I never knew of this
man until I moved to England and by watching TV began to figure out
the European celebrities. As I have learned of this gentleman, I
have come to learn of his past. Alcoholism, sex addiction and
numerous other calamities, have run this person’s life. The more I
know about him the more I realize how much our lives are the same.
When he speaks of
sexual addiction, I was shocked. I just couldn’t imagine him
having that type of life. I remember back in the mid 80s, I was
homeless and hitch-hiking around America. I was in my mid 20s and
had nothing. I was in Utah on Interstate 80, when a car pulled over
and offered me a ride.
I hopped in and we
chatted for awhile and then he asked me if I ever considered
modeling. I had no idea what he meant. My mind was stuck in making
car models. He said that he painted nude male models for a hobby.

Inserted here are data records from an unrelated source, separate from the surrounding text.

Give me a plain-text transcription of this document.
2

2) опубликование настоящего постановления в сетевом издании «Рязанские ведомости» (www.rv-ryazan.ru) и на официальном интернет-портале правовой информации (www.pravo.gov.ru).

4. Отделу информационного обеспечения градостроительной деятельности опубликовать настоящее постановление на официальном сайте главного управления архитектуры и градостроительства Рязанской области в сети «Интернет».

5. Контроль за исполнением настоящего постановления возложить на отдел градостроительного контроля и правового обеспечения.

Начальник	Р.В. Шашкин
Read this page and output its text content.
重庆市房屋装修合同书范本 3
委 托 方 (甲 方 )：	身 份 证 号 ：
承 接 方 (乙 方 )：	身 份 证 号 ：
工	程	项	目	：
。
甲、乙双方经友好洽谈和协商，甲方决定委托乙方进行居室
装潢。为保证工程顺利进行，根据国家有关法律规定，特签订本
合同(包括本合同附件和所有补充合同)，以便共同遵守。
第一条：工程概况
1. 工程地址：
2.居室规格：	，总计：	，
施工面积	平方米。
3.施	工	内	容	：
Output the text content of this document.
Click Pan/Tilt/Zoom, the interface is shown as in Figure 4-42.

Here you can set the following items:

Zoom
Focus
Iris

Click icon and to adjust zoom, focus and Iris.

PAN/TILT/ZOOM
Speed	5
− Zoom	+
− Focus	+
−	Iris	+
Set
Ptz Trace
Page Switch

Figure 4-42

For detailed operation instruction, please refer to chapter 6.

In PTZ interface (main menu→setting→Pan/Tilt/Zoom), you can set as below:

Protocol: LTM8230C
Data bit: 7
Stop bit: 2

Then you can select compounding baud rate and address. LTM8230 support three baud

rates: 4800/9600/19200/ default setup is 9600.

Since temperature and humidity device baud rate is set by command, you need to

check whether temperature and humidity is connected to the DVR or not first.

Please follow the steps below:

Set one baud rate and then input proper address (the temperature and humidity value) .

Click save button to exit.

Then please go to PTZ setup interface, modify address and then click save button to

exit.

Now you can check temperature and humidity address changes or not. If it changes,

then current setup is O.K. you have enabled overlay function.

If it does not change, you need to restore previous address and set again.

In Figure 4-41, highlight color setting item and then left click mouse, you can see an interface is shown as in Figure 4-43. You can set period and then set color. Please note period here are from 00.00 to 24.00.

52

We sat quiet for a minute as the car raced down the road. I was
broke and I thought I might make some easy money. So I asked him how
much he would pay me.
He said that he
didn’t pay anyone to do it. Like he said it was a hobby. But he
said he would feed me and I could get cleaned up. I thought about it
a bit more. We continued down the road and he pulled into a truck
stop to fill his car up. I got out to use the toilet. As I was
relieving myself, I thought about it a bit more and snuck out of
there and disappeared.
There is no doubt in
my mind that my life would have radically changed that day if that
guy offered me money. There is no doubt I would have said yes and I
would have stripped for him and whatever happened after that would
have been OK because I was earning money.
After that first
time, I don’t think it would have bothered me to be a male
prostitute. I was still homeless for a few more months after that
but an offer like that never came to me again and I never sold my
body for sex.
I mention this
because this person did sell their body. And I can not judge him at
all because I know how easily it could happen and how easy it would
be to say – just this once.
My childhood still
haunts me today. I never developed coping skills to handle it all
and never had a support system to help me. As an ACOA, I can now
accept the past as my own doing. My parents were screwed up, but
they never made me drink, or do drugs, or (almost) sell my body. For
years I lived as a victim. Today, I realize that if I had the faith
when I was younger to let others hear my pain, I might have had a
different life with a lot less dysfunction and self-torture.
No matter the family
circumstances, secrets from the past do nothing except keep us locked
away from the real world. The secrets I kept for so many years, were
not mine and had no place living rent free in my mind. By letting go
of those secrets I was able to start living.